1740-09-01, de Voltaire [François Marie Arouet] à Frederick II, king of Prussia.

Sire,

Mon roi est à Clêves; une petite maison l'attend à Bruxelles, un palais presque digne de lui l'attend à Paris, et moi j'attends ici mon maître.

Mon cœur me dit que je touche
A ce moment fortuné
Où j'entendrai de la bouche
De l'Apollon couronné
Ces traits que la sage Rome
Aurait admirés jadis.
Je verrai, j'entendrai l'homme
Que j'adore en ses écrits.

O Paris, o Paris séjour des gens aimables et des badauds, du bon et du mauvais goût, de l'équité et de l'injustice, grand magasin de tout ce qu'il y a de bon et de beau, de ridicule et de méchant, sois digne si tu peux du vainqueur que tu recevras dans ton enceinte irrégulière et crottée. Puisse-t-il te voir incognito et jouir de tout sans les embarras de la royauté! Puisse-t-il ne voir et n'être vu que quand il voudra! Heureux l'hôtel du Châtelet, le cabinet des muses, la galerie d'Hercule, le salon de l'amour!

Lesueur et Lebrun, nos illustres Apelles,
Ces rivaux de l'antiquité,
Ont en ces lieux charmants étalé la beauté
De leurs peintures immortelles.
Les neuf sœurs elles mêmes ont orné ce séjour
Pour en faire leur sanctuaire.
Elles avaient prévu qu'il recevrait un jour
Celui qui des neuf sœurs est le juge et le père.

Sire par tout ce que j'apprends de cette grande ville de Paris, je crois qu'il est nécessaire qu'on dise un mot dans les gazettes d'une lettre de votre majesté à mr de Maupertuis qui a été imprimée. Il y a sans doute quelques mots d'oubliés dans la copie incorrecte qui a paru. Ce ne serait qu'une bagatelle pour tout autre, mais sire votre personne est en spectacle à toute l'Europe, on parle des états et des ministres des autres souverains, et c'est de vous qu'on parle, c'est vous sire qu'on examine, dont on pèse toutes les paroles et qu'on juge déjà avec une sévérité proportionnée à votre mérite et à votre réputation. Pardonnez sire à la franchise d'un cœur qui vous idolâtre. Je vous importune peut-être, n'importe, le cœur ne peut être coupable. Si votre majesté agrée mes réflexions, elle fera parvenir aux gazetiers ce petit mot d'avertissement ci-joint. Sinon elle aura de l'indulgence pour ma tendresse trop scrupuleuse.

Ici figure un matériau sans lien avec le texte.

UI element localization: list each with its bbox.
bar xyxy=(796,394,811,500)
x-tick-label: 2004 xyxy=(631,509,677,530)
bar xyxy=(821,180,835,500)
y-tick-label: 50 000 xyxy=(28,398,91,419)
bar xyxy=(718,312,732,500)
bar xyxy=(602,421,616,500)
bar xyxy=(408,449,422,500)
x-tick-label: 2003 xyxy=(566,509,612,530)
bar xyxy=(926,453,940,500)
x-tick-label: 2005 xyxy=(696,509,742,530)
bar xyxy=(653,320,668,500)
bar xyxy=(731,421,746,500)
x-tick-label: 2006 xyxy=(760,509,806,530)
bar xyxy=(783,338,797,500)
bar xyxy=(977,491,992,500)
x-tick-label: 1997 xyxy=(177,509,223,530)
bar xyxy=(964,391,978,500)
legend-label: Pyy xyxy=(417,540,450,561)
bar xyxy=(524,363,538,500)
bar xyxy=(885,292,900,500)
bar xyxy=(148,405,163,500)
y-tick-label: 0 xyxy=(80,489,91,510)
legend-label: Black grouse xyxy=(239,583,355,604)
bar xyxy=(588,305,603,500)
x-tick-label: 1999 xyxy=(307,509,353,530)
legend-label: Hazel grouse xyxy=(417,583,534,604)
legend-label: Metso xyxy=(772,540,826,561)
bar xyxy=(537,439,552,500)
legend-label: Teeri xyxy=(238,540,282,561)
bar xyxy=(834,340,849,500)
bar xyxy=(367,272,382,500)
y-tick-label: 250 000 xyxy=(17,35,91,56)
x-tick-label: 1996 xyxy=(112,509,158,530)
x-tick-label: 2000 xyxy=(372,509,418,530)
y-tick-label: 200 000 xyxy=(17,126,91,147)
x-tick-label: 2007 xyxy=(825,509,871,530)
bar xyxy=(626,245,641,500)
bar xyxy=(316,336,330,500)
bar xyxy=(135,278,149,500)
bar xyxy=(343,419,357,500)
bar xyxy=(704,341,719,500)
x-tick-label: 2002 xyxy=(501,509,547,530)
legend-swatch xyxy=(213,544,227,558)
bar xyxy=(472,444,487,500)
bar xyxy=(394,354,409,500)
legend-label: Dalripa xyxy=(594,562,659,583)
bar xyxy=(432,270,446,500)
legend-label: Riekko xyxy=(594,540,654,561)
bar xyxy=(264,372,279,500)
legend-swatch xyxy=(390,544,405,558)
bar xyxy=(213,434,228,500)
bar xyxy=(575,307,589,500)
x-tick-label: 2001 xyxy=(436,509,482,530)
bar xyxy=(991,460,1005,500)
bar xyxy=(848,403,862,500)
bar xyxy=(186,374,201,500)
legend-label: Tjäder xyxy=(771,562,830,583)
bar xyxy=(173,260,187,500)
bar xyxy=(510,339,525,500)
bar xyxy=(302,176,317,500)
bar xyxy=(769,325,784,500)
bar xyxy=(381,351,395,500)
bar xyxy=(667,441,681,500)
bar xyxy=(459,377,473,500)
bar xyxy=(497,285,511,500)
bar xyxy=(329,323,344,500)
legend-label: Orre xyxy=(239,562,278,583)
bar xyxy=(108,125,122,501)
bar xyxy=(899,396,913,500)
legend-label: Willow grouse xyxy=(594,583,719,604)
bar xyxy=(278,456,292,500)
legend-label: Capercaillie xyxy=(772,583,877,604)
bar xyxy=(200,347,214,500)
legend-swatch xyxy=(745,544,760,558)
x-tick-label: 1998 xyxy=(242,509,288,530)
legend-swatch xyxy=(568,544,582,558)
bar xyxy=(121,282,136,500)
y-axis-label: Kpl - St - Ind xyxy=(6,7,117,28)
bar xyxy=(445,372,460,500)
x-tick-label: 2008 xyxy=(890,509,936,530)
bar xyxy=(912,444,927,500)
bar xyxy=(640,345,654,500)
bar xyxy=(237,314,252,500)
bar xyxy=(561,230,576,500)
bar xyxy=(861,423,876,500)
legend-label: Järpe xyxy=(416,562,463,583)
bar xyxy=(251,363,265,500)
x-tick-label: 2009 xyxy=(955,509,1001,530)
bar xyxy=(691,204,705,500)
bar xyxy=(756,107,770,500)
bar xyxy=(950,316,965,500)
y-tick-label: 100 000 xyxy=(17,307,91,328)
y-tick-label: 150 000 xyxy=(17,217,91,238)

Ce qui touche le moins du monde votre personne m'est sacré, les petites choses me paraissent alors les plus grandes.

Pardonnez cette ardeur extrême
De mon zèle trop inquiet,
C'est ainsi que l'amour est fait
Et c'est ainsi que je vous aime.

Sire

de votre majesté

le très humble, très obéissant, très attaché serviteur.